Werder Carabine Round?


#1

a few days ago i received my werder carabine from herman/munich.
i took out the 11,5x35r round of my collection and took some pictures, find one attached.
inspecting the round, some questiones entered my brain, maybe anyone can help to clear my head again … :-)

i have no idea about the manufacturer of this round …
i’m not sure if it will be a werder carabine round at all …
checking the dimmensiones with the drawing at municion.org the round should be an werder carabine ammunition, also it fits perfect when loading it to the werder carabine.

any ideas about the origin of the round ???

regards, wolfganggo …





#2

This is not my field at all but the Werder carbine should have used a case with a Mauser base. The specialists here will certainly tell us soon what cartridge you have there.


#3

The case appears to have been made by U. M. C. . Folded head design with Berdan primer.
M. Rea


#4

Hello!
I’ve got both the rifle and the pistol round, all have the same base, I had never see an other kind of base than your.
Laurent.


#5

Hi wolfganggo, this is indeed a 11,5 x 35 R Carbine & Pistol M/69 round and I’m aware of only two manufacturers: Utendoerffer and Gévelot (there are also rounds loaded by Hauptlaboratorium München). The base of yours looks like a French product.


#6

I believe the UMC-type folded head case is correct for the Werder pistol-carbine cartridge. The cartridge was in production before development of the solid head A-base cartridge case, tho I’m sure that type could have been used in later production. Jack


#7

I agree with Fede. Utendoerffer was the original producer of this round shortly after the longer M69 11.5x50R Bavarian Werder - I believe the first solid case CF cartridge adopted by the military anywhere in the world. Gevelot also produced this later.

Heinrich Utendoerffer pioneered this “light” folded case construction type, later adopted by others ; Gevelot and likely UMC. They all look very similar but I have not heard of US production of this case type but I am happy to see evidence to the contrary.


#8

Late in 1868 Bavaria tested a Berdan rifle chambered for a .45 caliber Berdan 1868 patent cartridge and it seems evident that although they rejected the weapon, they liked the bullet diameter and cartridge case construction. I have no evidence of this, but Utendoerffer probably payed patent royalties to Hiram Berdan for using his case construction.

This is a comparison between Berdan’s 1868 patent and a 11.5 x 50 R Werder M/69 case:


#9

Hello!
My bullets like yours seems to be in really nice conditions for such old cartridges (In the book “les cartouches pour fusil et mitrailleuses” the bullets looks different) Do you think they are reloaded?
Laurent


#10

Could the nice condition of the lead bullets be due to grease or wax covering the surface?

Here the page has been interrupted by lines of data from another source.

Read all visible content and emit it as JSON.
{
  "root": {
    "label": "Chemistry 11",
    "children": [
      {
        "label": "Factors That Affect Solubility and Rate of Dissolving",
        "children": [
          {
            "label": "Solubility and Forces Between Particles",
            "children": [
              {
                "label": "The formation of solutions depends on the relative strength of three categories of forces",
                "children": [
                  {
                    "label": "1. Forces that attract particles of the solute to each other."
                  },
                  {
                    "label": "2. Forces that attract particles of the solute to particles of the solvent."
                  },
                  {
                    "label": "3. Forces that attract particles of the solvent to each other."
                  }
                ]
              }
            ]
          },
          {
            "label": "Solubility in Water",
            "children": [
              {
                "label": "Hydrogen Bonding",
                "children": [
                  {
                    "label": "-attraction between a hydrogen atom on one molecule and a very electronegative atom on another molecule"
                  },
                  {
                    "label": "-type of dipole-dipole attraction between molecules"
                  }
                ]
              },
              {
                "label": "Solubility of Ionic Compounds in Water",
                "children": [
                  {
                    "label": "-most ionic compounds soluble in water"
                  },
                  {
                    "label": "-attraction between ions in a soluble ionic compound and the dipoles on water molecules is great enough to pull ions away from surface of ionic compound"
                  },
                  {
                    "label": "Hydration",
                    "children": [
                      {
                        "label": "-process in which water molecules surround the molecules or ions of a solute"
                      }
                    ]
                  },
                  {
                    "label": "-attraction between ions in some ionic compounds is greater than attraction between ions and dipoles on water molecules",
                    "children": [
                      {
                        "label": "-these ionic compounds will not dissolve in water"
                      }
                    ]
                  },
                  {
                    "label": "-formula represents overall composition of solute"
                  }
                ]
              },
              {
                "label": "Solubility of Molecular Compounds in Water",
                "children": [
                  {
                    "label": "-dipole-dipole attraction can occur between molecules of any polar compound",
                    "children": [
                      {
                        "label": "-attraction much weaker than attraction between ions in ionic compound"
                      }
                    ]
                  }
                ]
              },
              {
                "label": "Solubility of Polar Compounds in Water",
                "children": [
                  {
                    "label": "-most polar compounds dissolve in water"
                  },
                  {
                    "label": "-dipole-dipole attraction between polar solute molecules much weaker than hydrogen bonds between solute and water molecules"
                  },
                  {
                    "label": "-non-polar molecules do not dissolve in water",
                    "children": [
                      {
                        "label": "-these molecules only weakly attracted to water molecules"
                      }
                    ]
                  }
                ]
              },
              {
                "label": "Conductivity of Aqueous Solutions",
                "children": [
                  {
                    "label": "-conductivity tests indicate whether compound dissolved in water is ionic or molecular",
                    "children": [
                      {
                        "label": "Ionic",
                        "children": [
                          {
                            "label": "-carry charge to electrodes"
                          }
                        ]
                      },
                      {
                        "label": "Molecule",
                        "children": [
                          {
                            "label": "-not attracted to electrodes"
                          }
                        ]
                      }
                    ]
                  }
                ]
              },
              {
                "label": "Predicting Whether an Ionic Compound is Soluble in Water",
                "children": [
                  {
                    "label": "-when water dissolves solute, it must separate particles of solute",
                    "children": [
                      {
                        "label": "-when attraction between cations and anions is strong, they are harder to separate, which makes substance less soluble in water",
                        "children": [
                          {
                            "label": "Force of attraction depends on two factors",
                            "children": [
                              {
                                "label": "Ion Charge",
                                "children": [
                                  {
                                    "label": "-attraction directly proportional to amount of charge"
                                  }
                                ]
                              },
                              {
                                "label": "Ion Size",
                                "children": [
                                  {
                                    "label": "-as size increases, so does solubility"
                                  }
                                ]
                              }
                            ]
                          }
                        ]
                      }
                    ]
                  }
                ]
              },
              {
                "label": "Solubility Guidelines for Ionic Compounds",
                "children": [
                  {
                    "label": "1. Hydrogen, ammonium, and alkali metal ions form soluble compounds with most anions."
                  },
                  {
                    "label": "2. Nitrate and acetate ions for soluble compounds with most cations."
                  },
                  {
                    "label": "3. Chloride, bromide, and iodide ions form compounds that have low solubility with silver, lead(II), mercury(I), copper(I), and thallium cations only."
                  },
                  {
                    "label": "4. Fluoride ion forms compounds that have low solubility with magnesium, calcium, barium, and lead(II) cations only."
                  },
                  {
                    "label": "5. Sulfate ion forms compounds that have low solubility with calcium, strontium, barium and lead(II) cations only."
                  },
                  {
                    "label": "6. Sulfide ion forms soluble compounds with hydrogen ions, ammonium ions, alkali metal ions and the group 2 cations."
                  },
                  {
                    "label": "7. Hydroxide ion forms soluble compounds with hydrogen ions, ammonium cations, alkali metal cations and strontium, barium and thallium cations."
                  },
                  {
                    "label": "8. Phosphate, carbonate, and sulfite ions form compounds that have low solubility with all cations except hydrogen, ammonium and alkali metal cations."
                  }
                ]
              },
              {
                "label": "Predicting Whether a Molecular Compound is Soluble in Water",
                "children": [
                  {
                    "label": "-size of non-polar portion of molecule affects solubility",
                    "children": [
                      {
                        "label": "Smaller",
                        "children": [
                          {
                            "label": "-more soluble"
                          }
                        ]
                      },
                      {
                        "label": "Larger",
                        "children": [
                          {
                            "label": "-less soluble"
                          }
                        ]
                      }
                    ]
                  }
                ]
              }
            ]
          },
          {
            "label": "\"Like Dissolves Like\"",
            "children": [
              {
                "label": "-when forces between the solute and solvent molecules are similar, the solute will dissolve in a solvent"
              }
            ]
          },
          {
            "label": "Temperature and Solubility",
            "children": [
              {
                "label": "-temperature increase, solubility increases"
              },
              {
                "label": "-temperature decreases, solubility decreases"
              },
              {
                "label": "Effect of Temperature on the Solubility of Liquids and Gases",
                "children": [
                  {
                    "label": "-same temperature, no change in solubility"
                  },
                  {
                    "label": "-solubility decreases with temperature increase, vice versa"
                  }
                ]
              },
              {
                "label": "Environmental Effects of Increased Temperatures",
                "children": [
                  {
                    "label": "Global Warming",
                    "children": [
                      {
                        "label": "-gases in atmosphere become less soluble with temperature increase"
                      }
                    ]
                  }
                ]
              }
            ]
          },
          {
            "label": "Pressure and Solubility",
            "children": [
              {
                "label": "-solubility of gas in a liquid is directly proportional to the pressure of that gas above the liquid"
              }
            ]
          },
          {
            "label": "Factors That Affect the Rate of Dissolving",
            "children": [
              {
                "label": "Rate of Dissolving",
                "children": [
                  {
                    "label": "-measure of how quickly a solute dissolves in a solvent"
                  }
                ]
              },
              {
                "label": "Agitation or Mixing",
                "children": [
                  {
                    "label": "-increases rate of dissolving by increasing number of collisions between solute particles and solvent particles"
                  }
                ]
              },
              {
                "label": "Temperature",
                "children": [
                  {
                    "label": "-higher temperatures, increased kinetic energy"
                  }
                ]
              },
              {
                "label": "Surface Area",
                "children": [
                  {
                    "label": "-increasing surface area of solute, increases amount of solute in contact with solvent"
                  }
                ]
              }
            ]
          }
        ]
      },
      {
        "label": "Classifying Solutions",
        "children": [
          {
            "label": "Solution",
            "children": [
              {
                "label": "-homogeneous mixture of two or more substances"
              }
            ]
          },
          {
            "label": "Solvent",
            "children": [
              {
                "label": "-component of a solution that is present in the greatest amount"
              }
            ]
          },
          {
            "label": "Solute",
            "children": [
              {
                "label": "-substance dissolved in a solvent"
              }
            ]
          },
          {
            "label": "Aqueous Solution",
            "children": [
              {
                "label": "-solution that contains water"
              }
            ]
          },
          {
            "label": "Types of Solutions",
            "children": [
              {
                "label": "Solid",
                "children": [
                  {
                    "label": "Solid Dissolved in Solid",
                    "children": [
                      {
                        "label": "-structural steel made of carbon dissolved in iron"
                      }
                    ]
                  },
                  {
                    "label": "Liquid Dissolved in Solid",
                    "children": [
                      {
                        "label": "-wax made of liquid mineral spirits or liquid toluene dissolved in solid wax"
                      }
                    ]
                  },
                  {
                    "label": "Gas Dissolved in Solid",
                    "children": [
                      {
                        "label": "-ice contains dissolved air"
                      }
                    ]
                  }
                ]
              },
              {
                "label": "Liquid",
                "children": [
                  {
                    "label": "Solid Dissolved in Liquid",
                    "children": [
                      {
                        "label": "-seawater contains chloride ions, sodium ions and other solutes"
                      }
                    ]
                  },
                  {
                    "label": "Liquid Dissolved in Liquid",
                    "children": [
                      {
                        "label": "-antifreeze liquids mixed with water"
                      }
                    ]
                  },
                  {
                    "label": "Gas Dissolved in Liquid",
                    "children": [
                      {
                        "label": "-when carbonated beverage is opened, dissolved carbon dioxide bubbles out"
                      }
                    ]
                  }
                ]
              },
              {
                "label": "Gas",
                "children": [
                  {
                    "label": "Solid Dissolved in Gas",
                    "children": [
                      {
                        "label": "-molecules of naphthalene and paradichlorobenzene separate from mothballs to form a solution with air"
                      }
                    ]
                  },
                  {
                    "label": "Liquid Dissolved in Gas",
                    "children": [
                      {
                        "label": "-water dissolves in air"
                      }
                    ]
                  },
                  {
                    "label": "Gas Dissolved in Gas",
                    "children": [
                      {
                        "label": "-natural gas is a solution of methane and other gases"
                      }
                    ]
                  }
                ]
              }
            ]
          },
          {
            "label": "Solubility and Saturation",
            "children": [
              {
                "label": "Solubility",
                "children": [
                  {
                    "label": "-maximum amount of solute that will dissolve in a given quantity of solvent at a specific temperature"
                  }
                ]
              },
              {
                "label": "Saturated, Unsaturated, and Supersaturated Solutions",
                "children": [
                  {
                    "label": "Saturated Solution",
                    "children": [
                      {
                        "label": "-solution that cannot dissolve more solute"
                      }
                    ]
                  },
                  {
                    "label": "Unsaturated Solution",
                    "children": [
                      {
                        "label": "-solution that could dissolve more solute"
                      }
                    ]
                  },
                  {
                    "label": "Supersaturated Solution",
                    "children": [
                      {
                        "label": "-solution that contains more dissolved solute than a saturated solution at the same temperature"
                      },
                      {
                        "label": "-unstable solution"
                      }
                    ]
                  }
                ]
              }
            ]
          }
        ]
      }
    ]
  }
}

The enemy of lead is oxidation, protect the surface and it lasts much longer.

gravelbelly


#11

gentleman thank you for your replies
i’m not the kind of spezialist who can give answers to upcomming questionesm, sorry …

has anyone a book recomendation for me, i’m interested in learning more about this rounds and rifles …

regards wolfganggo …


#12

Dieter Storz: Deutsche Militärgewehre, Band 1. Verlag Militaria, Wien. (www.militaria.at)

The freshly published book covers the Werder weapons as well as Gewehr 71.
My copy is still on order, but if this is comparable in quality to his book on Gewehr 98, it is absolutely outstanding.
Dieter Storz is the firearms curator at Bayerisches Armeemuseum, Ingolstadt. If anyone is in a position to know about Werder arms, it is him.